All these beings, O Caius! were admired on account of the benefits which they had conferred on mankind, and they are admired for them even up to the present time, and they were deservedly thought worthy of veneration and of the very highest honours. But come now, and tell us yourself in what achievement of yours do you pride yourself and boast yourself as being in the least similar to their actions?
Have you imitated the twin sons of Jupiter in their brotherly affection, that I may begin with that point? Did you not rather, O hard-hearted and most pitiless of men! inhumanly slaughter your brother, the joint inheritor of the kingdom with you, even before he had arrived at the full vigour of manhood, when he was still in early youth. Did you not afterwards banish your sisters, lest they also should cause you any reasonable apprehension of the deprivation and loss of your imperial power?
Have you imitated Bacchus in any respect? Have you been an inventor of any new blessings to mankind? Have you filled the whole of the habitable world with joy as he did? Are all Asia and Europe inadequate to contain the gifts which have been showered upon mankind by you?

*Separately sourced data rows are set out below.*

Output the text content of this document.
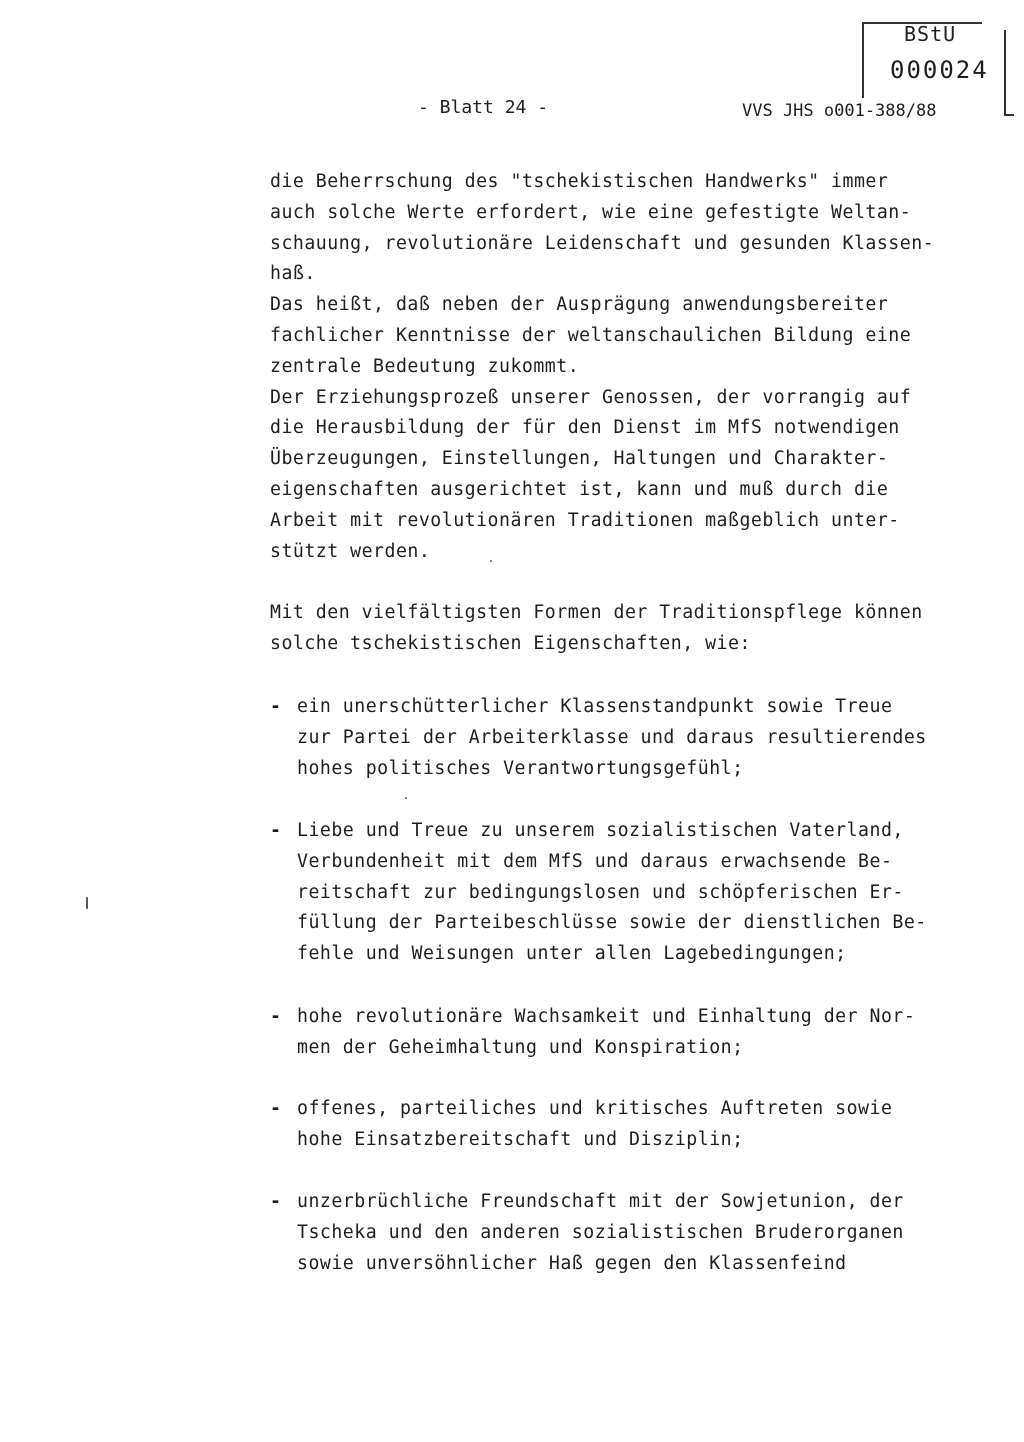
BStU
000024
- Blatt 24 -	VVS JHS o001-388/88

die Beherrschung des "tschekistischen Handwerks" immer
auch solche Werte erfordert, wie eine gefestigte Weltan-
schauung, revolutionäre Leidenschaft und gesunden Klassen-
haß.
Das heißt, daß neben der Ausprägung anwendungsbereiter
fachlicher Kenntnisse der weltanschaulichen Bildung eine
zentrale Bedeutung zukommt.
Der Erziehungsprozeß unserer Genossen, der vorrangig auf
die Herausbildung der für den Dienst im MfS notwendigen
Überzeugungen, Einstellungen, Haltungen und Charakter-
eigenschaften ausgerichtet ist, kann und muß durch die
Arbeit mit revolutionären Traditionen maßgeblich unter-
stützt werden.

Mit den vielfältigsten Formen der Traditionspflege können
solche tschekistischen Eigenschaften, wie:

-

ein unerschütterlicher Klassenstandpunkt sowie Treue
zur Partei der Arbeiterklasse und daraus resultierendes
hohes politisches Verantwortungsgefühl;

-

Liebe und Treue zu unserem sozialistischen Vaterland,
Verbundenheit mit dem MfS und daraus erwachsende Be-
reitschaft zur bedingungslosen und schöpferischen Er-
füllung der Parteibeschlüsse sowie der dienstlichen Be-
fehle und Weisungen unter allen Lagebedingungen;

-

hohe revolutionäre Wachsamkeit und Einhaltung der Nor-
men der Geheimhaltung und Konspiration;

-

offenes, parteiliches und kritisches Auftreten sowie
hohe Einsatzbereitschaft und Disziplin;

-

unzerbrüchliche Freundschaft mit der Sowjetunion, der
Tscheka und den anderen sozialistischen Bruderorganen
sowie unversöhnlicher Haß gegen den Klassenfeind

No doubt you have invented new arts and sciences, like a common pest and murderer of your kind, by which you have changed all pleasant and acceptable things into vexation and sorrow, and have made life miserable and intolerable to all men everywhere, appropriating
But I suppose you imitated Hercules in your unwearied labours and your incessant displays of valour and virtue; you, O most wretched of men! having filled every continent and every island with good laws, and principles of justice, and wealth, and comfort, and prosperity, and abundance of other blessings, you, wretched man, full of all cowardice and iniquity, who have emptied every city of all the things which can conduce to stability and prosperity, and have made them full of everything which leads to trouble and confusion, and the most utter misery and desolation.